Sorting arbitrary non-indexed columns

Nov 13, 2010 at 3:52 PM

Hi!

Let's assume the following simple example:

Users table:

  • User_id (indexed, primary unique)
  • Firstname
  • Lastname
  • Email
  • Phone

I am curious about the different approaches to sorting records on non-indexed columns:

- Using JetOpenTempTable to create an in-memory non-clustered index "by hand", then iterating over the temp table and manually seeking to each row in the "Users"-table

- Using JetOpenTempTable and add all relevant columns, then iterating over the temp table and outputting each sorted row

(JetOpenTempTable can forward-only sort on a text column that is max 127 chars with codepage=unicode)

 

Today we sort non-indexed columns by creating a sort string, and then adding the sort string, row primary key and table name to an array.
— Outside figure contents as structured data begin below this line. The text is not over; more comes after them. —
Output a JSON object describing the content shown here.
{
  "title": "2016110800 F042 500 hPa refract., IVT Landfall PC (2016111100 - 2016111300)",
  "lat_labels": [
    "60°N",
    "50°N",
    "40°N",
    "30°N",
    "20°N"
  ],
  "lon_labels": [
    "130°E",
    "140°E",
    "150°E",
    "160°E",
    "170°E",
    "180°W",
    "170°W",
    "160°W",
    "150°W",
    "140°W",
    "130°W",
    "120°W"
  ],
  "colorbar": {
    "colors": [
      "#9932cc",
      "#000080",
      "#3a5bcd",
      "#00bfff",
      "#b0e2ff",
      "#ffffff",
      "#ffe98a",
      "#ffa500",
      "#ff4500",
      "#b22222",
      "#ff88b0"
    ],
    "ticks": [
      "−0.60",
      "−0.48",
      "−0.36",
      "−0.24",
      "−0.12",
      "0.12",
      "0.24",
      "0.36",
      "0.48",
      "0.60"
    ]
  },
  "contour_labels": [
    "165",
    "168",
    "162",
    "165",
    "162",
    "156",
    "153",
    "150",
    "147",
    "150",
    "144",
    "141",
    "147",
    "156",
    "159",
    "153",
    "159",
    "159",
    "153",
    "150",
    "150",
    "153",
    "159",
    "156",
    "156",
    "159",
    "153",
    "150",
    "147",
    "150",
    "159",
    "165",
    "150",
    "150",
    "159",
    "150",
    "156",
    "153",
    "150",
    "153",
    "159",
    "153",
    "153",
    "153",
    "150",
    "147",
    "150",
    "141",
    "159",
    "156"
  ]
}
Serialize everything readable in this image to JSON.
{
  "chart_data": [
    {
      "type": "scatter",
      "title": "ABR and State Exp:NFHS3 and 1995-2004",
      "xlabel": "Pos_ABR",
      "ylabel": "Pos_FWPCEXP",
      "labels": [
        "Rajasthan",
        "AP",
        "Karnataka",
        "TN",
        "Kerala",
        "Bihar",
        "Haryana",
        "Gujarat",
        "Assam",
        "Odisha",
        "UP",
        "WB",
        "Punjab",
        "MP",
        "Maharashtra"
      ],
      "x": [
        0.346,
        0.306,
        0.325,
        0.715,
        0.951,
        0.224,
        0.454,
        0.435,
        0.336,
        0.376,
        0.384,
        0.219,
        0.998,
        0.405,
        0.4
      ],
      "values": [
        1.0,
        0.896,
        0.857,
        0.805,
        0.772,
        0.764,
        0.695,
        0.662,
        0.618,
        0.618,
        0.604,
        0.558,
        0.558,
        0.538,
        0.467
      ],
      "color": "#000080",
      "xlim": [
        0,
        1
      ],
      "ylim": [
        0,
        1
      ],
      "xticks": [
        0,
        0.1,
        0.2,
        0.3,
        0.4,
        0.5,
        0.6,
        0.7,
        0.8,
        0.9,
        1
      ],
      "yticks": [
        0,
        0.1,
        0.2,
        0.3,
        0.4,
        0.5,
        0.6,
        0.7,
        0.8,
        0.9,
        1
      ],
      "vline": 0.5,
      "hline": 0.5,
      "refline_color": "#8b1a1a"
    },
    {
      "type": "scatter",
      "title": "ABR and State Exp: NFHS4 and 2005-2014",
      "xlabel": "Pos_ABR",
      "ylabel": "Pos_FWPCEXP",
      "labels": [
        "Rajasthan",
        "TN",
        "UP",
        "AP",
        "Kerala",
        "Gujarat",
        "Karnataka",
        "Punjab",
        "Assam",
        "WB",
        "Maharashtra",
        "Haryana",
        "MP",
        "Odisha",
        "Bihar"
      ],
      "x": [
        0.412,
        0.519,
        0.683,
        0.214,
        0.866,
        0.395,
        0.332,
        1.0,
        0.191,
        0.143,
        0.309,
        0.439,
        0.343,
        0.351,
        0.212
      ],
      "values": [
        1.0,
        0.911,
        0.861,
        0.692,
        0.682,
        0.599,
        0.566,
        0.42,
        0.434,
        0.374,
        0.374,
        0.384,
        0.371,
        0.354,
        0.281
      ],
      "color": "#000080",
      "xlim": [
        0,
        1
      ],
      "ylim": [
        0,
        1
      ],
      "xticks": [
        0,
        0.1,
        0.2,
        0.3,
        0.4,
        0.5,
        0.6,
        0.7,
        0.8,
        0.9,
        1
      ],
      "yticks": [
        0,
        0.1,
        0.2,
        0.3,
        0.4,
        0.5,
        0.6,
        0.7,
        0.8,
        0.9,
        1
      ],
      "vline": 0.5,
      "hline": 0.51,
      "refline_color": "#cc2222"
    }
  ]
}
This array is then quicksorted based on the sort string (in-memory).
Afterwards we sequentially process each item from the sorted array, and perform a primary key seek to each item in the array (similar to a non-clustered index).

Nov 13, 2010 at 6:10 PM

I think there are two issues to consider:

  • Sort all the data, or just sort some columns and join against the main table.
  • Use an in-memory sort or a temporary table.

If the sort key is large relative to the total record size then I suggest sorting all the data to avoid the JetMakeKey/JetSeek/JetRetrieveColumns cost. For the simple schema above that would mean sorting all the data.

If you know that the amount of data you are sorting will always fit in RAM then an in-memory sort like you are using is great. If you start swapping then the performance can become very bad and you will need to use a temporary table. A temp table will give reasonable performance with very large amounts of data.

Nov 13, 2010 at 11:46 PM

Thanks for the answer!

 

After some experimenting it looks like porting/upgrading our old code to .net and using lists/icomparable will suffice for sorting on any imagineable sort string (atleast up to 5000 records in-memory). RAM is cheap :-)
Sorting larger sets will probably go into a temp table to build a non-clustered index there, and then seeking and retrieving each row afterwards.